Le roi de la monarchie voisine ne suffirait pas à ce que je laisse tomber mon amour pour Dray. Notre relation était interdite, mais je détestais obéir aux règles. Surtout lorsque cela me brisait le cœur de le faire.
— Tu ne sais pas de quoi il est capable. Je t'aime Maeve, je ne veux pas qu'il t'arrive quelque chose à cause de moi, dit-il d'une voix brisée.
— Tu penses vraiment que c'est à toi de décider pour nous deux ? m'énervais-je. Tu crois vraiment que c'est en rompant que ça va changer quelque chose ? Je ne vais pas t'oublier juste parce que tu décides que c'est mieux pour moi !
Les sentiments qui voilèrent ses prunelles me firent comprendre que si, il le pouvait. Et c'était exactement ce qu'il avait prévu de faire. Je reculai de plusieurs pas en secouant la tête, jusqu'à ce que je butte contre le mur qui se trouvait derrière moi.
— Non, ne fait pas ça !
Mes sanglots redoublèrent d'intensité. Je marmonnai des paroles incompréhensibles pendant que Dray s'approchait de moi. D'un geste doux, il essuya les larmes qui coulaient sans cesse sur mes joues. D'autres remplacèrent immédiatement celles qu'il venait de faire disparaître. Tendrement, il approcha ses lèvres des miennes dans un dernier baiser au goût des larmes.
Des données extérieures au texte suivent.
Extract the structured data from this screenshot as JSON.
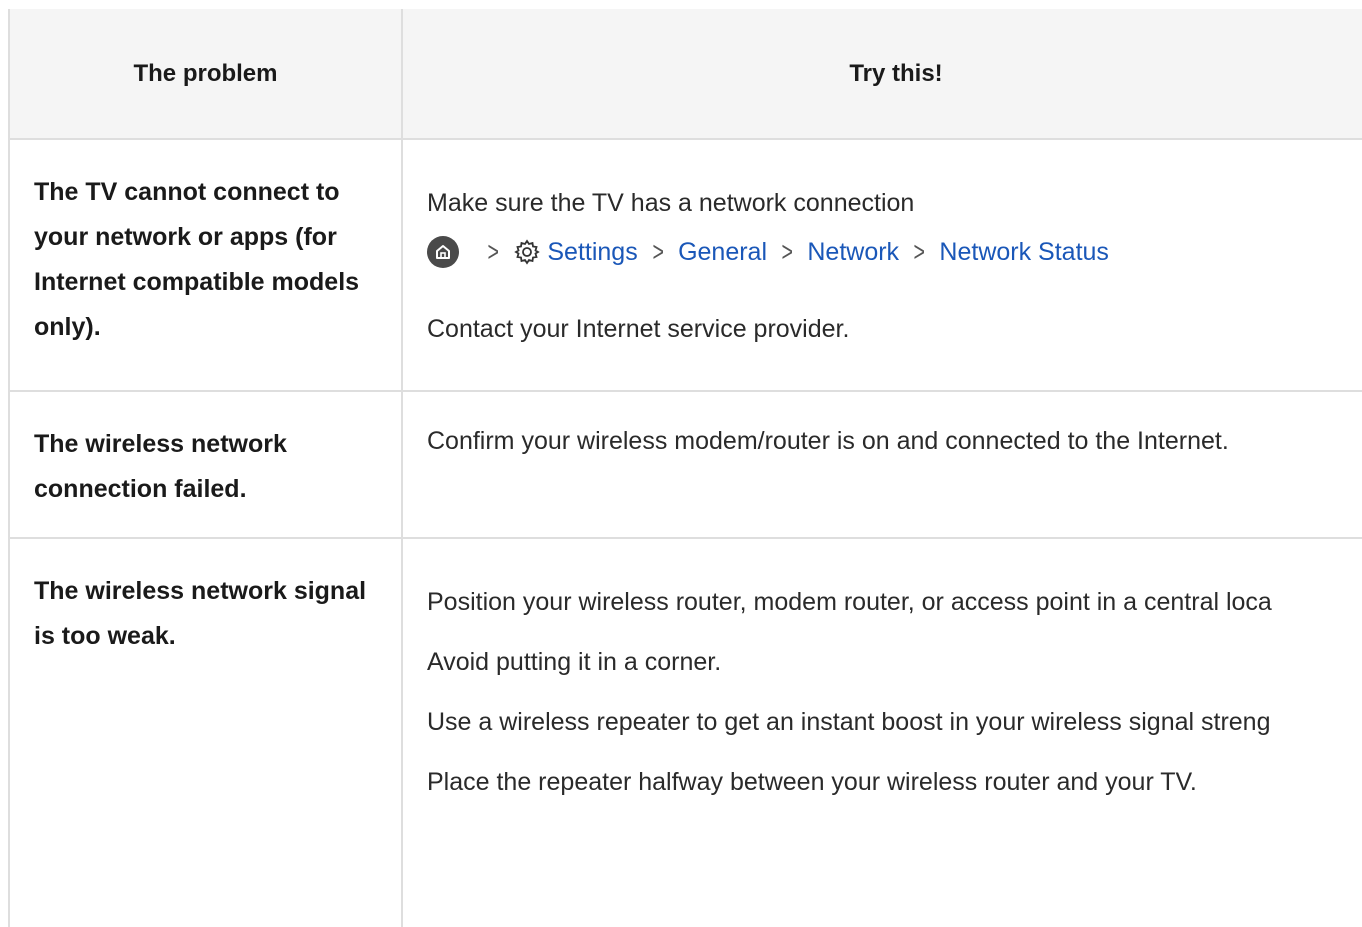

— Je dois le faire, Maeve. Pour toi.
— Je t'aime, pleurai-je.
Sa main caressa doucement ma joue.
— Je ne t'oublierai jamais, me promit-il. Xechna mei.
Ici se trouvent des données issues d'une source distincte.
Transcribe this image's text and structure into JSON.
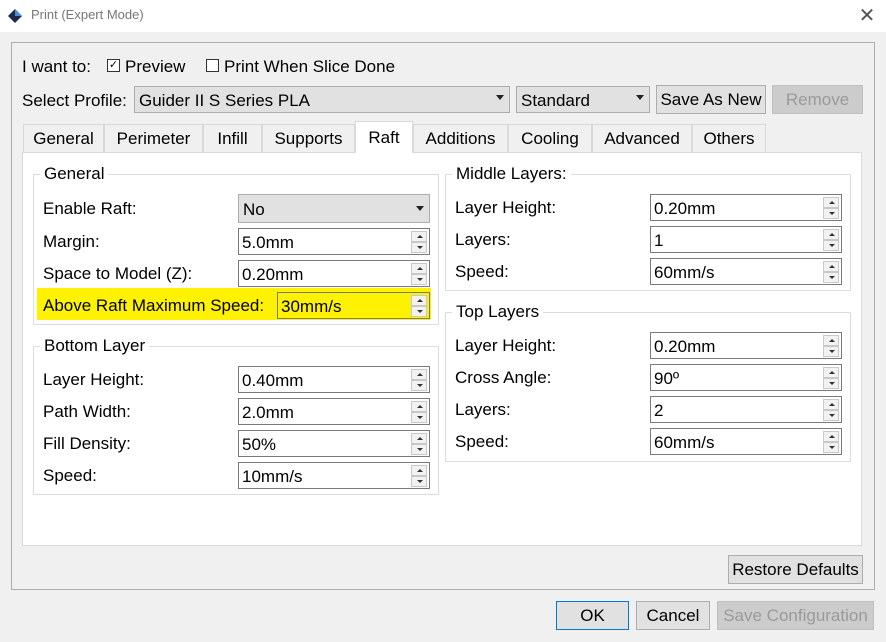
{
  "window": {
    "title": "Print (Expert Mode)",
    "close_glyph": "✕",
    "icon": "app-logo-icon"
  },
  "mode": {
    "label": "I want to:",
    "preview_label": "Preview",
    "preview_checked": true,
    "print_when_done_label": "Print When Slice Done",
    "print_when_done_checked": false
  },
  "profile": {
    "label": "Select Profile:",
    "selected": "Guider II S Series PLA",
    "quality": "Standard",
    "save_as_new": "Save As New",
    "remove": "Remove"
  },
  "tabs": [
    "General",
    "Perimeter",
    "Infill",
    "Supports",
    "Raft",
    "Additions",
    "Cooling",
    "Advanced",
    "Others"
  ],
  "active_tab": "Raft",
  "raft": {
    "general": {
      "title": "General",
      "enable_raft": {
        "label": "Enable Raft:",
        "value": "No"
      },
      "margin": {
        "label": "Margin:",
        "value": "5.0mm"
      },
      "space_to_model": {
        "label": "Space to Model (Z):",
        "value": "0.20mm"
      },
      "above_raft_speed": {
        "label": "Above Raft Maximum Speed:",
        "value": "30mm/s"
      }
    },
    "bottom_layer": {
      "title": "Bottom Layer",
      "layer_height": {
        "label": "Layer Height:",
        "value": "0.40mm"
      },
      "path_width": {
        "label": "Path Width:",
        "value": "2.0mm"
      },
      "fill_density": {
        "label": "Fill Density:",
        "value": "50%"
      },
      "speed": {
        "label": "Speed:",
        "value": "10mm/s"
      }
    },
    "middle_layers": {
      "title": "Middle Layers:",
      "layer_height": {
        "label": "Layer Height:",
        "value": "0.20mm"
      },
      "layers": {
        "label": "Layers:",
        "value": "1"
      },
      "speed": {
        "label": "Speed:",
        "value": "60mm/s"
      }
    },
    "top_layers": {
      "title": "Top Layers",
      "layer_height": {
        "label": "Layer Height:",
        "value": "0.20mm"
      },
      "cross_angle": {
        "label": "Cross Angle:",
        "value": "90º"
      },
      "layers": {
        "label": "Layers:",
        "value": "2"
      },
      "speed": {
        "label": "Speed:",
        "value": "60mm/s"
      }
    }
  },
  "footer": {
    "restore_defaults": "Restore Defaults",
    "ok": "OK",
    "cancel": "Cancel",
    "save_configuration": "Save Configuration"
  },
  "colors": {
    "highlight": "#fff200",
    "focus_border": "#0078d7"
  }
}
Une sensation étrange enveloppa l'intégralité de mon corps. Ma vue se brouilla et, avant que je ne puisse faire quoi que ce soit, j'eus l'impression de sentir mon cœur se briser dans ma cage thoracique. Les yeux braqués sur Dray, je clignai des paupières durant une infime seconde. Lorsque je les rouvris,j'étais seule au milieu de la bâtisse abandonnée.
Je me laissai glisser le long du mur, jusqu'à tomber à genoux sur le sol. Je n'avais rien oublié. Rien du tout. Le sort de Dray n'avait pas fonctionné. Mon cœur réduit à l'état de cendres, je posai la main sur la bague lui appartenant et que je gardais toujours cachée dans la poche de ma veste. Il avait tenté de m'effacer la mémoire, sans aucun remords. Je jetai le bijoux lui appartenant à l'autre bout de la pièce en laissant des larmes dévaler mes joues, hurlant ma peine.
Mon cri déchira le silence jusqu'à l'autre bout du continent.